Auf Deutsch hat sich immerhin Egmont der Sache angenommen und den amerikanischen Titel beibehalten, wobei „Ladendiebin“ nicht schlechter gewesen wäre, zumal man sich dann den sehr dummen Untertitel „Mein fast perfektes Leben“ hätte sparen können. Denn das Leben der Protagonistin Corrina Park ist keinesfalls nahe an der Perfektion. Im Beruf als junge Werbetexterin fühlt sie sich nicht wohl, ein Gruppentyp ist sie auch nicht, allein lebt sie sowieso – wobei es zu Hause immerhin den Kater Anäis gibt. Und das leichten Prickeln, den ihr die Gelegenheitsdiebstähle verschaffen, billiges Zeug, eine Zeitschrift etwa, in nächsten Supermarkt. Nicht, dass sie es nötig hätte, aber es ist das einzige Ungewöhnliche in ihrem Alltag.

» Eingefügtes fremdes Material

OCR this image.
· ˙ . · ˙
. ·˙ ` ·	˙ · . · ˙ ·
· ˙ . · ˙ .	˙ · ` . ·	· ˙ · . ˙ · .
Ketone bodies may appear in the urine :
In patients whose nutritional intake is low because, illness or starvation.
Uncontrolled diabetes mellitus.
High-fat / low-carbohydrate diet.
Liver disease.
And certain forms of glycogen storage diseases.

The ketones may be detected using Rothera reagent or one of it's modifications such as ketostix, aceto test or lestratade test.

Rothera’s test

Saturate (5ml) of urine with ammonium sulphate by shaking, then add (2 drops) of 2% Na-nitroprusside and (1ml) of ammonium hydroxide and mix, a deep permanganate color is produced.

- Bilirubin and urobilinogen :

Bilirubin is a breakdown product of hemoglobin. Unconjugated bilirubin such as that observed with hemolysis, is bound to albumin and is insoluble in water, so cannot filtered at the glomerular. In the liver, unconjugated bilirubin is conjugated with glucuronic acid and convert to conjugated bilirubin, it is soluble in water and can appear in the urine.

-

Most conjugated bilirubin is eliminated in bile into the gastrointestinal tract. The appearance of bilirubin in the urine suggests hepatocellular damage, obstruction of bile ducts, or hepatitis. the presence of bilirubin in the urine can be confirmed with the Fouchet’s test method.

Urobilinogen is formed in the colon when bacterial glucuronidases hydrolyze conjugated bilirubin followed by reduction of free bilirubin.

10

Es geht also bei Cho nicht um einen Krimi, sondern um eine psychologische Studie des gut bezahlten Angestellten- und Singledaseins in einer modernen Großstadt. Und hätte Cho seine Geschichte konsequent erzählt, dann wäre daraus mehr geworden als das letztlich harmonistische Geschehen, in das sich „Shoplifter“ verwandelt. Es ist – und das hätte es weiß Gott nicht sein müssen, auch nicht sein dürfen – ein Feelgood-Comic und also doch eine Apologie ebendieses Lebens, das Corrina Park führt. Und das ist angesichts dessen, wie Cho es anlegt, ein verlogenes Projekt.

Allerdings ein sehr gut anzusehendes. Als einzige Zusatzfarbe in den bewusst ohne Rahmenlinien gehaltenen Panels wird ein Rosarot verwendet, das weniger auf ein Happy Ending verweist als auf die Intensität der Existenz in der Stadt (Leseprobe: http://www.egmont-graphic-novel.de/graphic-novel/shoplifter/). Es brechen plötzlich stumme doppelseitige Stadtansichten ins Geschehen ein, und Cho ist generell ein Meister der Perspektivverschiebungen – mag sein, dass ihm bei seinem optishen Einfallsreichtum der Rat des Graphikers und Buchgestalters Chip Kidd, dem er eigens dankt, eine gewisse Hilfe gewesen ist. Wenn er zu diesen ästhetischen Fertigkeiten auch noch eine erzählerische Ader entwickelt, dann dürfte aus Michael Cho einer der interessantesten nordamerikanischen Comickünstler werden. Einer, der den jetzt Etablierten die Schau und sich in unser Gedächtnis stiehlt. Letzteres ist den Bildern von „Shoplifter“ schon gelungen.